Krachkultur 24 widmet sich der Familie und steckt unvermeidlicherweise voller Erinnerungen, Drama, Liebe, Hass, Abhängigkeiten, Dysfunktionalität und auch Komik. Überragend darin der Beitrag "Endlich wieder" von Cihan Acar (*1986 in Heilbronn), ein Auszug aus einem im Entstehen begriffenen Roman. Eine Frau liegt allein am Pool, reich, gelangweilt, und wechselt dann doch ins kleinstädtische Freibad, wo sich die Massen drängen und sie viele Leute wiedersieht, die sie seit Kindertagen kennt und deren Geschichten flüchtig angerissen werden. Unvermittelt sagt eine Frau zu ihr: "Du elende Mörderbraut", und natürlich bricht der Text da ab. Zwar hat er nichts von einem Krimi, doch er changiert herrlich beunruhigend. Die Welt wird so überklar beschrieben – das verblassende X zweier Kondensstreifen vor tiefblauem Himmel! –, dass dahinter Gewalt, Tod und Schrecken lauern müssen. Die seltsam stillgestellte Szenerie von Edward Hopper-Bildern drängt sich auf, aber auch Robby Müllers großartige Kameraarbeit für Wim Wenders. In diesem Text ist eine bedrohliche Tiefe, die der Glasklarheit seiner Oberfläche spottet. Cihan Acar ist ein Ästhet von Rang, wie er in seinem Debütroman Hawaii eindrucksvoll bewiesen hat, und wird sicher eine packende Geschichte erzählen - in einem Ton, einer Tonlage, die sie unvergesslich machen und das Geschichtenerzählen übersteigen, transzendieren wird. Und wie schön ist es, beim Lesen zu schweben, getragen vom sanften Aufwind des Stils, der die Flügel unterfängt, die die Worte wachsen lassen.

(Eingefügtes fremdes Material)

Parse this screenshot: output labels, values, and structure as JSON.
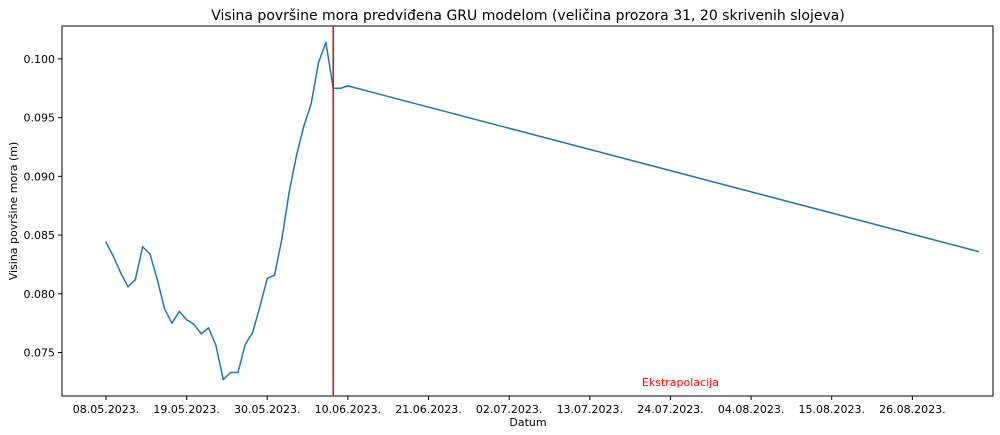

Doch dieser Almanach der Literaturagentur Brinkmann (viele Beiträger:innen jedenfalls sind bei Martin Brinkmann unter Vertrag) bietet noch weitere Schätze: Die Südtirolerin Maxi Obexer (*1970) erzählt von einem Tuschkasten, den der Zwillingsbruder der Zwillingsschwester einst an die Stirn pfefferte, und von den Folgen, die ihr Schweigen über die wahren Hintergründe dieser Aggression für die ganze Familie hatte. Dea Geršak begegnet in "Diamantpark" einem unsympathischen alten Mann, der Spatzen füttert und gleich darauf wieder verschwunden ist, genau wie die Spatzen, die es dort sonst nicht gibt. Wann wird er, wann werden andere Gestalten der Erzählerin wiederbegegnen, und werden auch diese Begegnungen so mystisch-alltäglich sein? Auch Zoë Jenny ist mit einem Auszug aus ihrer Autobiografie vertreten, der ihre frühe Kindheit betrifft. Jenny (Das Blütenstaubzimmer, 1997) ist als Kritikerin pädagogischer Experimente der alternativen Szene der 80er Jahre bekannt, und die traumatisierenden Erfahrungen, die sie als Tochter des Schweizer Verlegers Matthyas Jenny in "Friendly Fire" schildert, erscheinen wie eine Beglaubigung ihrer Positionen am eigenen Leib.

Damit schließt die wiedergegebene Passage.